Giving the warning in her address at the ongoing 69th World Health Assembly, WHA, in Geneva, the Director General, WHO, Dr. Margaret Chan, said good health is key to the attainment of any developmental efforts.
Highlighting the “slow motion” disasters of a changing climate, antimicrobial resistance and the rise of chronic noncommunicable diseases like cancer, heart and lung disease, and diabetes, Chan said:
“Unchecked, these slow-motion disasters will eventually reach a tipping point where the harm done is irreversible. The 2030 agenda for sustainable development, however, aims to avert such disasters, inspiring “optimism and hope”. Chan explained emphasized that health plays a central role of health in the new agenda, and that universal health coverage will be key to achieving health-related targets, adding that
Universal health coverage
“Universal health coverage is the target that underpins all others. It is the ultimate expression of fairness that leaves no one behind.”

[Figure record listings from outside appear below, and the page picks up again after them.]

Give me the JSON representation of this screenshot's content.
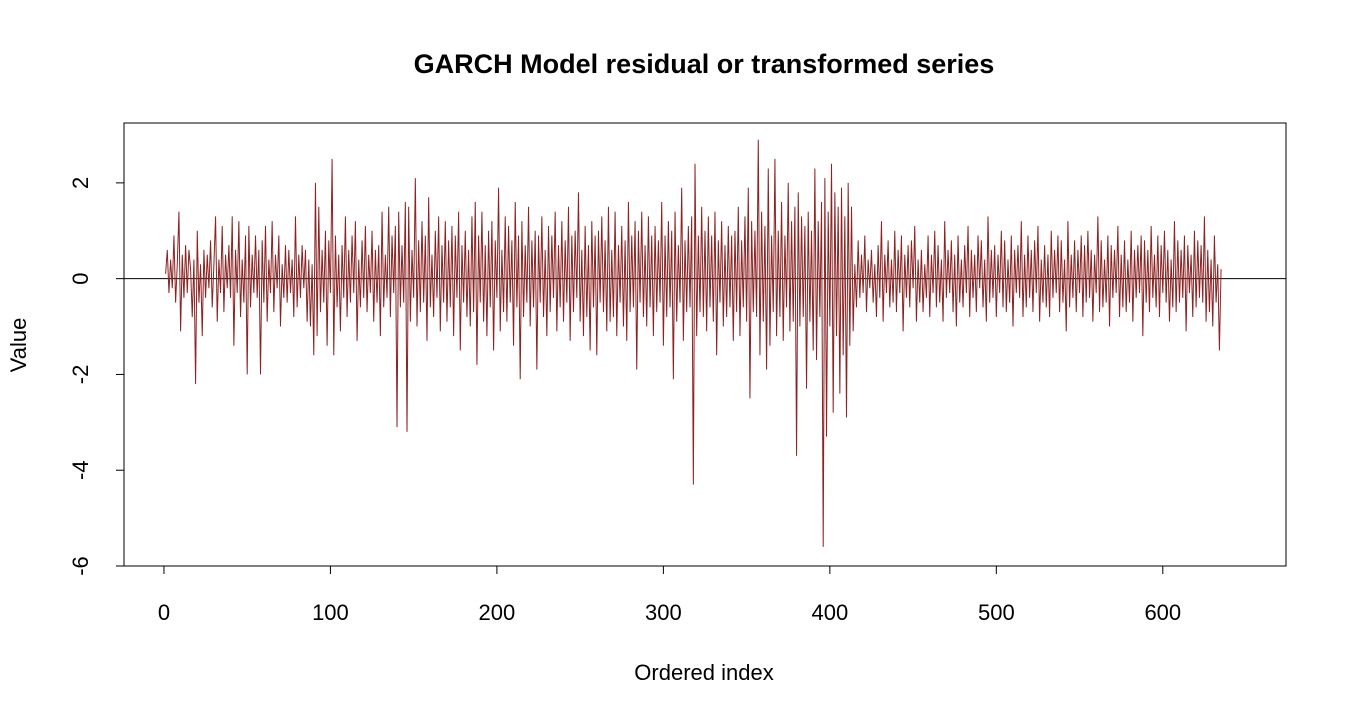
{
  "chart_data": {
    "type": "line",
    "title": "GARCH Model residual or transformed series",
    "xlabel": "Ordered index",
    "ylabel": "Value",
    "xlim": [
      -24,
      674
    ],
    "ylim": [
      -6,
      3.25
    ],
    "x_ticks": [
      0,
      100,
      200,
      300,
      400,
      500,
      600
    ],
    "x_tick_labels": [
      "0",
      "100",
      "200",
      "300",
      "400",
      "500",
      "600"
    ],
    "y_ticks": [
      -6,
      -4,
      -2,
      0,
      2
    ],
    "y_tick_labels": [
      "-6",
      "-4",
      "-2",
      "0",
      "2"
    ],
    "reference_line_y": 0,
    "grid": false,
    "legend": "none",
    "series": [
      {
        "color": "#8B2323",
        "n_points": 648,
        "x_start": 1,
        "values": [
          0.1,
          0.6,
          -0.3,
          0.4,
          -0.2,
          0.9,
          -0.5,
          0.3,
          1.4,
          -1.1,
          0.5,
          -0.4,
          0.7,
          -0.3,
          0.6,
          0.2,
          -0.8,
          0.4,
          -2.2,
          1.0,
          -0.5,
          0.3,
          -1.2,
          0.6,
          -0.4,
          0.5,
          -0.2,
          0.8,
          -0.6,
          0.3,
          1.3,
          -0.9,
          0.4,
          -0.3,
          1.1,
          -0.7,
          0.5,
          -0.2,
          0.7,
          -0.4,
          1.3,
          -1.4,
          0.6,
          -0.3,
          1.2,
          -0.8,
          0.4,
          -0.5,
          0.9,
          -2.0,
          1.1,
          -0.6,
          0.5,
          -0.3,
          0.9,
          -0.4,
          0.6,
          -2.0,
          0.8,
          -0.5,
          1.1,
          -0.9,
          0.4,
          -0.3,
          1.2,
          -0.7,
          0.5,
          -0.2,
          0.9,
          -1.0,
          0.3,
          -0.4,
          0.7,
          -0.5,
          0.6,
          -0.3,
          0.4,
          -0.8,
          1.3,
          -0.6,
          0.5,
          -0.4,
          0.7,
          -0.2,
          0.6,
          -0.9,
          0.4,
          -1.0,
          0.3,
          -1.6,
          2.0,
          -1.2,
          1.5,
          -0.7,
          0.6,
          -0.5,
          1.0,
          -1.4,
          0.8,
          -0.3,
          2.5,
          -1.6,
          0.9,
          -0.6,
          0.5,
          -1.1,
          0.7,
          -0.4,
          1.3,
          -0.8,
          0.6,
          -0.5,
          0.9,
          -0.3,
          1.2,
          -1.3,
          0.4,
          -0.6,
          0.8,
          -0.4,
          1.1,
          -0.7,
          0.5,
          -0.3,
          1.0,
          -0.9,
          0.6,
          -0.5,
          0.7,
          -1.2,
          1.4,
          -0.6,
          0.5,
          -0.4,
          1.5,
          -0.8,
          0.9,
          -0.3,
          1.1,
          -3.1,
          1.4,
          -0.6,
          0.7,
          -0.5,
          1.6,
          -3.2,
          1.5,
          -0.9,
          0.6,
          -0.4,
          2.1,
          -1.0,
          0.8,
          -0.7,
          1.2,
          -0.5,
          0.9,
          -1.3,
          1.7,
          -0.6,
          0.5,
          -0.8,
          1.0,
          -0.4,
          1.3,
          -1.1,
          0.7,
          -0.5,
          1.2,
          -0.9,
          0.8,
          -0.6,
          1.1,
          -1.2,
          0.9,
          -0.4,
          1.4,
          -1.5,
          0.7,
          -0.5,
          1.0,
          -0.8,
          0.6,
          -1.0,
          1.3,
          -0.7,
          1.6,
          -1.8,
          0.9,
          -0.5,
          1.4,
          -0.9,
          0.7,
          -1.2,
          1.0,
          -0.6,
          1.2,
          -1.5,
          0.8,
          -0.4,
          1.9,
          -1.1,
          0.6,
          -0.7,
          1.3,
          -0.9,
          1.1,
          -0.5,
          0.8,
          -1.4,
          1.6,
          -0.6,
          0.9,
          -2.1,
          1.2,
          -0.8,
          0.7,
          -0.5,
          1.5,
          -1.0,
          0.8,
          -0.6,
          1.0,
          -1.9,
          0.9,
          -0.5,
          1.3,
          -0.8,
          0.6,
          -1.2,
          1.1,
          -0.7,
          0.9,
          -0.4,
          1.4,
          -1.1,
          0.7,
          -0.6,
          1.2,
          -0.9,
          0.8,
          -0.5,
          1.5,
          -1.3,
          0.9,
          -0.7,
          1.0,
          -0.4,
          1.8,
          -0.9,
          0.6,
          -1.2,
          1.1,
          -0.8,
          0.7,
          -1.5,
          1.2,
          -0.6,
          0.9,
          -1.6,
          1.0,
          -0.5,
          1.3,
          -0.7,
          0.8,
          -1.1,
          1.5,
          -0.9,
          0.6,
          -0.8,
          1.4,
          -1.2,
          0.7,
          -0.5,
          1.1,
          -1.0,
          0.8,
          -1.3,
          1.6,
          -0.7,
          0.9,
          -0.6,
          1.2,
          -1.9,
          1.0,
          -0.5,
          1.4,
          -0.8,
          0.7,
          -1.0,
          1.3,
          -0.6,
          0.9,
          -1.2,
          1.1,
          -0.7,
          0.8,
          -0.5,
          1.6,
          -1.4,
          0.9,
          -0.8,
          1.2,
          -0.6,
          1.0,
          -2.1,
          1.4,
          -0.9,
          0.7,
          -0.5,
          1.9,
          -1.3,
          0.8,
          -0.7,
          1.1,
          -0.6,
          1.3,
          -4.3,
          2.4,
          -1.2,
          0.9,
          -0.7,
          1.5,
          -0.8,
          1.0,
          -1.1,
          1.3,
          -0.6,
          0.9,
          -0.9,
          1.4,
          -1.6,
          0.8,
          -0.5,
          1.2,
          -1.0,
          0.7,
          -0.8,
          1.1,
          -0.6,
          0.9,
          -1.3,
          1.0,
          -0.7,
          1.5,
          -1.2,
          0.8,
          -0.6,
          1.3,
          -0.9,
          1.9,
          -2.5,
          1.2,
          -0.7,
          1.0,
          -0.8,
          2.9,
          -1.6,
          1.4,
          -0.9,
          1.1,
          -1.9,
          2.3,
          -1.4,
          0.9,
          -0.7,
          2.5,
          -1.2,
          1.0,
          -0.8,
          1.6,
          -1.3,
          0.9,
          -0.6,
          2.0,
          -1.1,
          1.2,
          -0.9,
          1.5,
          -3.7,
          1.8,
          -1.0,
          1.3,
          -0.8,
          1.1,
          -2.3,
          1.4,
          -0.9,
          1.0,
          -1.5,
          2.3,
          -1.7,
          1.2,
          -0.8,
          1.6,
          -5.6,
          2.1,
          -3.3,
          1.4,
          -1.0,
          2.4,
          -2.8,
          1.8,
          -1.2,
          1.5,
          -2.4,
          1.9,
          -1.6,
          1.3,
          -2.9,
          2.0,
          -1.4,
          1.5,
          -1.1,
          0.3,
          -0.6,
          0.8,
          -0.4,
          0.5,
          -0.3,
          0.9,
          -0.7,
          0.4,
          -0.2,
          0.6,
          -0.5,
          0.3,
          -0.8,
          0.7,
          -0.4,
          1.2,
          -0.9,
          0.5,
          -0.3,
          0.8,
          -0.6,
          0.4,
          -0.5,
          1.0,
          -0.7,
          0.6,
          -0.3,
          0.9,
          -1.1,
          0.5,
          -0.4,
          0.7,
          -0.6,
          0.8,
          -0.2,
          1.1,
          -0.9,
          0.4,
          -0.5,
          0.6,
          -0.7,
          0.3,
          -0.4,
          0.9,
          -0.8,
          0.5,
          -0.3,
          1.0,
          -0.6,
          0.7,
          -0.5,
          0.4,
          -0.9,
          1.2,
          -0.4,
          0.6,
          -0.3,
          0.8,
          -0.7,
          0.5,
          -1.0,
          0.9,
          -0.5,
          0.4,
          -0.6,
          0.7,
          -0.3,
          1.1,
          -0.8,
          0.6,
          -0.4,
          0.5,
          -0.7,
          0.9,
          -0.2,
          0.8,
          -0.6,
          0.4,
          -0.9,
          1.3,
          -0.5,
          0.6,
          -0.4,
          0.7,
          -0.8,
          0.5,
          -0.3,
          1.0,
          -0.6,
          0.8,
          -0.7,
          0.4,
          -0.5,
          0.9,
          -1.0,
          0.6,
          -0.3,
          0.7,
          -0.4,
          1.2,
          -0.8,
          0.5,
          -0.6,
          0.9,
          -0.4,
          0.6,
          -0.7,
          0.8,
          -0.3,
          1.1,
          -0.9,
          0.4,
          -0.5,
          0.7,
          -0.6,
          0.5,
          -0.8,
          1.0,
          -0.4,
          0.6,
          -0.3,
          0.9,
          -0.7,
          0.8,
          -0.5,
          0.4,
          -1.1,
          1.2,
          -0.6,
          0.5,
          -0.4,
          0.8,
          -0.7,
          0.6,
          -0.3,
          0.9,
          -0.8,
          0.7,
          -0.5,
          1.0,
          -0.4,
          0.6,
          -0.9,
          0.5,
          -0.3,
          1.3,
          -0.7,
          0.8,
          -0.6,
          0.4,
          -0.5,
          0.9,
          -1.0,
          0.7,
          -0.4,
          0.6,
          -0.3,
          1.1,
          -0.8,
          0.5,
          -0.6,
          0.8,
          -0.7,
          0.4,
          -0.5,
          1.0,
          -0.9,
          0.6,
          -0.4,
          0.7,
          -0.3,
          0.9,
          -1.2,
          0.8,
          -0.5,
          0.6,
          -0.7,
          1.1,
          -0.4,
          0.5,
          -0.6,
          0.9,
          -0.8,
          0.7,
          -0.3,
          1.0,
          -0.5,
          0.6,
          -0.9,
          0.4,
          -0.6,
          1.2,
          -0.7,
          0.8,
          -0.5,
          0.6,
          -0.4,
          0.9,
          -1.1,
          0.7,
          -0.3,
          0.5,
          -0.8,
          1.0,
          -0.6,
          0.8,
          -0.4,
          0.7,
          -0.5,
          1.3,
          -0.9,
          0.6,
          -0.7,
          0.4,
          -1.0,
          0.9,
          -0.5,
          0.3,
          -1.5,
          0.2
        ]
      }
    ]
  }
}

In a related development, the Minister of health, Prof. Isaac Adewole while speaking during the launching of the Expanded Special Project for Elimination of Neglected Tropical Diseases, ESPEN, by the World Health Organisation, WHO, Regional Office for Africa, AFRO, at the World Health Assembly, urged African Ministers of Health to unite against Neglected Tropical Disease, NTDs, by including them in their Health Agenda, and ensure that they are no longer neglected.
ESPEN, which is a new partnership to help African Countries reduce the burden of NTDs, will provide national NTDs with technical and fundraising support to help them control and eliminate NTDs.
The Minister who also enjoined them to create awareness around them, further announced plans by Nigeria to situate NTDs within the Primary Health Centres currently being revitalised in the country in order to provide Universal Health Coverage to Nigerians. Continuing, he explained that NTDs is a disease of the poor and such efforts at reducing the burden must include poverty reduction.
While acknowledging the dwindling resources globally, he encouraged his colleagues to look into the limited available resources and re prioritize its activities, work at getting better value for it and make more money available to the programme through prudent allocation of funds to all health related activities.
The NTDs are a group of infections that place a constant and heavy burden primarily on the poorest, most vulnerable communities in the world most of which are located in Africa. These diseases are onchocerciasis, lymphatic filariasis, schistosomiasis, soil-transmitted helminthiasis and trachoma. It is estimated that more than one billion people including more than 500million children are affected by NTDs.